To get its enterprise groove on, 10 new HP Compaq enterprise notebooks made their debut today including the Intel-fueled HP Compaq nx9600, nc8200, 6200, 6100, and nc4200 business notebook series.
Clark also said Tablet PCs would continue to play a part of HP’s strategy and is pricing its tc4200 at $1,599 to encourage more companies to adopt the platform.
HP company announced plans for a next-generation iPAQ Mobile Messenger with Smart GPS, integrated keyboard, EDGE technology (2.5 G), and global positioning. An HP spokesman told internetnews.com the new devices should be available in the company’s second quarter (May or June) and HP is expected to detail more of the devices at the 3GSM World Congress later this month.
tc4200 Tablet PC
Clark said an HP-designed smartphone was in the works for this year but declined to commit the company to either a Microsoft or Symbian operating system and did not disclose any further design specifications.
HP’s handheld push may be mis-timed. A report from IDC today said the worldwide market for handhelds experienced its fourth successive quarter of year-over-year decline during the fourth quarter of 2004. In spite of shipments growing 37.4 percent from the third quarter (due to the holiday season), they fell 18.7 percent (to 2.8 million units) compared to the fourth quarter of 2003.
Clark said he felt confident that a combination of PDA and similar form factors still had a market that HP could take advantage of.
To help on the backend, HP announced a new hosted e-mail service based on Microsoft Exchange 2003. In addition, HP plans to include Good Technology’s GoodLink software on future iPAQ releases, including the new Mobile Messenger device. The combination GoodLink software managed through Microsoft Outlook and Exchange environments creates a “push” e-mail environment, Clark said.

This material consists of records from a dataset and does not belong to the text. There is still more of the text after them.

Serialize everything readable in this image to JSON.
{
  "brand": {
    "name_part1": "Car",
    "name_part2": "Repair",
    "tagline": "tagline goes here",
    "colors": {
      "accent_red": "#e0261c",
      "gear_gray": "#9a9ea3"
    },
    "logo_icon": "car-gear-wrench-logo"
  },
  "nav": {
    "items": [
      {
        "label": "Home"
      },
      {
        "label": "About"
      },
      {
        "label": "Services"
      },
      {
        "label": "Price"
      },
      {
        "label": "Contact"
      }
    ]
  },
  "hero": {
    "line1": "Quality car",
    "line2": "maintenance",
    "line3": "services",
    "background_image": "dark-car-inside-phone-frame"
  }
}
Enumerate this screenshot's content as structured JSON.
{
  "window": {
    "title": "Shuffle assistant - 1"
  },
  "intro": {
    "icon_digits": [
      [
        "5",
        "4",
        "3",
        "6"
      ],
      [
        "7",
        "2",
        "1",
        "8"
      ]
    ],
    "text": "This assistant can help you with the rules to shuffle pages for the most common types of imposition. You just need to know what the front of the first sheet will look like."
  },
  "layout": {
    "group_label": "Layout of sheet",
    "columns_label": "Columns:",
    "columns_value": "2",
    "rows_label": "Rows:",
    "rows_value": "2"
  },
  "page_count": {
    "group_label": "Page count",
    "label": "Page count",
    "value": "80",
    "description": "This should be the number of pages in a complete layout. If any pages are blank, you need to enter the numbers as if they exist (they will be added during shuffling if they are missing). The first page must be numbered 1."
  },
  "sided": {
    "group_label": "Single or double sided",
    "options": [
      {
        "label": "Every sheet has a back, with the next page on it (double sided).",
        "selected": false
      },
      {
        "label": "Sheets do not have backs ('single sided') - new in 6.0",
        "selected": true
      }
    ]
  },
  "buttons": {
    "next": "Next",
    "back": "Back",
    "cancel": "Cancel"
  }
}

Also helping bring its sales numbers in line, HP Financial Services is now offering customers a low payment option. The company’s Budget Stretcher lease program gives customers up to $150,000 of new equipment or services on a lease term of up to 51 months.
“Compared with large enterprises, SMBs are more mobile and spend more on mobile services,” Forrester Research Principal Analyst Michelle de Lussanet said in a statement. “Based on surveys among large IT executives carried out in 2002 and 2003, Forrester estimates that 20 percent of enterprise workers are mobile. But relying on fewer desk-bound support staff, mobility in SMBs surpasses this. We estimate that at least 30 percent of SMBs have staff that is mobile.”
Still in that “mobility” vein, HP’s partnership with Nokia will result in a digital pen and specialized paper that can connect through current cellular networks. In a case scenario, Clark said a salesman on the road could have the customer sign a contract and have the document instantly transferred to the backend servers.